На следующий день я решила навестить Новикова. Нельзя было не пойти. Александр Иванович выразил недовольство тем, что я не побывала у мецената еще раз.
Я старалась убедить его, что сейчас не слишком подходящее для учебы время:
— Надо жить, действовать. Иначе когда же? Невозможно учиться вею жизнь.
Он с грустью смотрел на меня. В его глазах стояли слезы.
— Вы плачете? — испугалась я.
— Скорее умиляюсь, чем плачу. Простите меня. Вы, такая крошка еще, хотите жить действенной жизнью. А что должен чувствовать, приближаясь к пятидесяти годам, человек, который всю молодость строил воздушные замки, упустил лучшие годы? Теперь, без ног, кому я нужен? У вас были братья, товарищи, указавшие путь. Хорош он или нет — другой разговор, но он у вас есть, он зовет к лучшей жизни.

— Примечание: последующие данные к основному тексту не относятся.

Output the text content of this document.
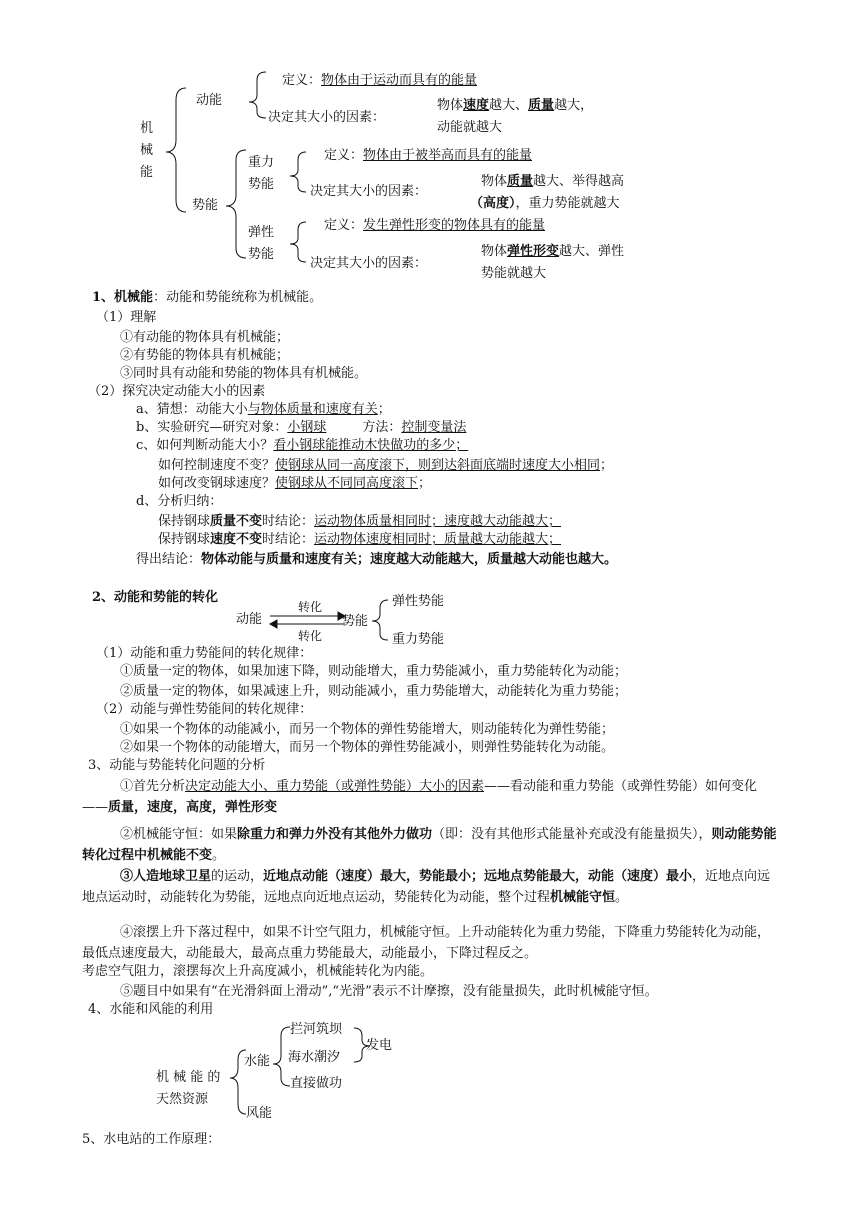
机
械
能
动能
定义：物体由于运动而具有的能量
决定其大小的因素：
物体速度越大、质量越大，
动能就越大
势能
重力
势能
定义：物体由于被举高而具有的能量
决定其大小的因素：
物体质量越大、举得越高
（高度），重力势能就越大
弹性
势能
定义：发生弹性形变的物体具有的能量
决定其大小的因素：
物体弹性形变越大、弹性
势能就越大
1、机械能：动能和势能统称为机械能。
（1）理解
①有动能的物体具有机械能；
②有势能的物体具有机械能；
③同时具有动能和势能的物体具有机械能。
（2）探究决定动能大小的因素
a、猜想：动能大小与物体质量和速度有关；
b、实验研究—研究对象：小钢球	方法：控制变量法
c、如何判断动能大小？看小钢球能推动木快做功的多少；
如何控制速度不变？使钢球从同一高度滚下，则到达斜面底端时速度大小相同；
如何改变钢球速度？使钢球从不同同高度滚下；
d、分析归纳：
保持钢球质量不变时结论：运动物体质量相同时；速度越大动能越大；
保持钢球速度不变时结论：运动物体速度相同时；质量越大动能越大；
得出结论：物体动能与质量和速度有关；速度越大动能越大，质量越大动能也越大。
2、动能和势能的转化
动能
转化
转化
势能
弹性势能
重力势能
（1）动能和重力势能间的转化规律：
①质量一定的物体，如果加速下降，则动能增大，重力势能减小，重力势能转化为动能；
②质量一定的物体，如果减速上升，则动能减小，重力势能增大，动能转化为重力势能；
（2）动能与弹性势能间的转化规律：
①如果一个物体的动能减小，而另一个物体的弹性势能增大，则动能转化为弹性势能；
②如果一个物体的动能增大，而另一个物体的弹性势能减小，则弹性势能转化为动能。
3、动能与势能转化问题的分析
①首先分析决定动能大小、重力势能（或弹性势能）大小的因素——看动能和重力势能（或弹性势能）如何变化——质量，速度，高度，弹性形变
②机械能守恒：如果除重力和弹力外没有其他外力做功（即：没有其他形式能量补充或没有能量损失），则动能势能转化过程中机械能不变。
③人造地球卫星的运动，近地点动能（速度）最大，势能最小；远地点势能最大，动能（速度）最小，近地点向远地点运动时，动能转化为势能，远地点向近地点运动，势能转化为动能，整个过程机械能守恒。
④滚摆上升下落过程中，如果不计空气阻力，机械能守恒。上升动能转化为重力势能，下降重力势能转化为动能，最低点速度最大，动能最大，最高点重力势能最大，动能最小，下降过程反之。
考虑空气阻力，滚摆每次上升高度减小，机械能转化为内能。
⑤题目中如果有“在光滑斜面上滑动”,“光滑”表示不计摩擦，没有能量损失，此时机械能守恒。
4、水能和风能的利用
机 械 能 的
天然资源
水能
风能
拦河筑坝
海水潮汐
发电
直接做功
5、水电站的工作原理：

Без этого — зачем все остальное?
Так странно было слушать подобные речи из уст бывшего бакинского городского головы.
— Вы способная, красивая, молодая, заметная. — Александр Иванович поднял голову и посмотрел мне прямо в глаза. — Вы должны беречь себя. Жизнь — жестокая штука, в особенности для человека нуждающегося. Эта проклятая российская действительность в два счета может доконать вас. Эх, будь я молод, здоров, я бы сумел сделать вас счастливой. Но я сам нуждаюсь в поддержке.
Вошла горничная, объявила о приходе врача. Я стала прощаться. Выйдя на улицу, полной грудью вдохнула воздух. Было такое чувство, будто только что посетила кладбище.
На следующий день я заявила Николаю, что никаких пестрых костюмов носить больше не буду. Довольно с меня цыганщины. В конце концов среди русских, украинских женщин тоже немало смуглолицых и черноволосых.
Кроме литературы мне приходилось таскать какие-то очень тяжелые коробки, части машин. Правила конспирации приучили каждого из нас не интересоваться содержимым свертков, родословной наших товарищей, их происхождением, семейным положением, местом жительства и т. п. В случае ареста, пребывания в тюремной больнице в бреду можно было непроизвольно выдать их, навести на след. Чем меньше мы знали друг о друге, тем в большей безопасности находились».